Most vividly of all, I remember the flower fairy curtains in the little room where I used to sleep, depicting the Elm Tree Fairy I think, which glowed an eerie blue on winter mornings and filled me with a deep melancholy as though the person who had drawn his little cap and grin had done so in a moment of deep sadness. This air of tragic, almost operatic melancholy hung over every object in the house: the coarse brown teddy, the bisque doll with a drooping eye, the lacquered jewellery box with its oriental scene: it was all almost unbearable.

Fifteen years later when we eventually persuaded Granny to move to Bromley, she was pleased to sell the house to a young family with two little preschool boys. “Like two little angels,” she said repeatedly. By then it was hard to know whether she was being passive-aggressive or if the tone of her voice had simply got stuck like that, but it wouldn’t surprise me if the comment had been barbed, meant to remind my mother, my sister, and myself of how we’d failed to remain angelic. She always preferred people she didn’t have to know. And this was how she slipped out of the story of that house, leaving it to a family who, in her mind, fulfilled the Victorian photograph of what families should be like: an impossible standard she insisted other people meet because she—a lonely only child in the midst of a large family, a single mother at a time when this was still a grave taboo, a woman working six days a week to support a deadbeat who had promised to marry her but never did—had never been able to meet that standard in her own mind.

But this is not the story of my grandmother’s life, or even the story of her time in that house. It is nothing more than a few shadows she and the house cast on my memory. I doubt she would recognise the house as I’ve portrayed it here, but she created it nonetheless. Denial may be blind, but it has definite creative powers. It shapes so much of life. In Remembrance of Things Past, Marcel Proust thinks of denial in terms of space: it is the condition of looking in toward the centre of one’s world, rather than out, and consequently letting that world be shaped by the forces one is trying to ignore. It is why Swann retreats to Combray, why Baron de Charlus hides out in the red light district of Paris, why Madame Verdurin excommunicates any intelligent person from her salon, and, ultimately, the only way Paris is able to deal with the First World War. As Proust’s narrator comes to realise somewhat ruefully, denial is a tendency we all fall into whenever we feel “at home.” Ruefully, because the fragile narrator who so craves order and familiar surroundings wishes to be an artist; and as artists cannot live in denial, so it follows he can never be “at home.” He must always be a wanderer peering in at lighted windows.

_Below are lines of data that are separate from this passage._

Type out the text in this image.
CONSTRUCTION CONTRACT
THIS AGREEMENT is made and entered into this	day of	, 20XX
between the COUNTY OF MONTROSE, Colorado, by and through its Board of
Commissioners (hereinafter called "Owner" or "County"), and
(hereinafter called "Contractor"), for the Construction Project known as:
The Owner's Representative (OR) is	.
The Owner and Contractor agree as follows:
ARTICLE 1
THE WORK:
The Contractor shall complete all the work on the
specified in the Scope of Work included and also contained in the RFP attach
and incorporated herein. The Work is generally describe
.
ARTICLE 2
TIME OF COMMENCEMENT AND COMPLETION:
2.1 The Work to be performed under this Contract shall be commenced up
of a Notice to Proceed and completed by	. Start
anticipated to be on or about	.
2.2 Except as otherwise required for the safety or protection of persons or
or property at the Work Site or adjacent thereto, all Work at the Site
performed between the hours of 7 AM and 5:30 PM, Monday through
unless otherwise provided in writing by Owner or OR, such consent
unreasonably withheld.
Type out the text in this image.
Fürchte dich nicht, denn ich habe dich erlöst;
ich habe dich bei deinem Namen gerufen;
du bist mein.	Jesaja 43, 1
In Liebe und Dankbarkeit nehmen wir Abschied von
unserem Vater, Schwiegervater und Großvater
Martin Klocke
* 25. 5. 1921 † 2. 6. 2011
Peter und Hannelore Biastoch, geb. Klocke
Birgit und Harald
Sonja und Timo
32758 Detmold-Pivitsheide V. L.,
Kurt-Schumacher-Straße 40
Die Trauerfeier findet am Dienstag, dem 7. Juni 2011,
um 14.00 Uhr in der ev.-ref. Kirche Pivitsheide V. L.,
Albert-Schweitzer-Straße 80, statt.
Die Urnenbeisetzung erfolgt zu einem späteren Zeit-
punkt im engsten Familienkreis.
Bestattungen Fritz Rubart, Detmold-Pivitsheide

I remember a rare moment of candour when my Grandmother told me about a dream where she was standing on the threshold of her flat:

It was very dark outside, but I could see your mother in front of me by the light coming from my hall. I tried to look at her, but I couldn’t tell if she was grown up or a little girl. “Will you be alright out there?” I asked, and she said, “I think so,” and then went away, into the night.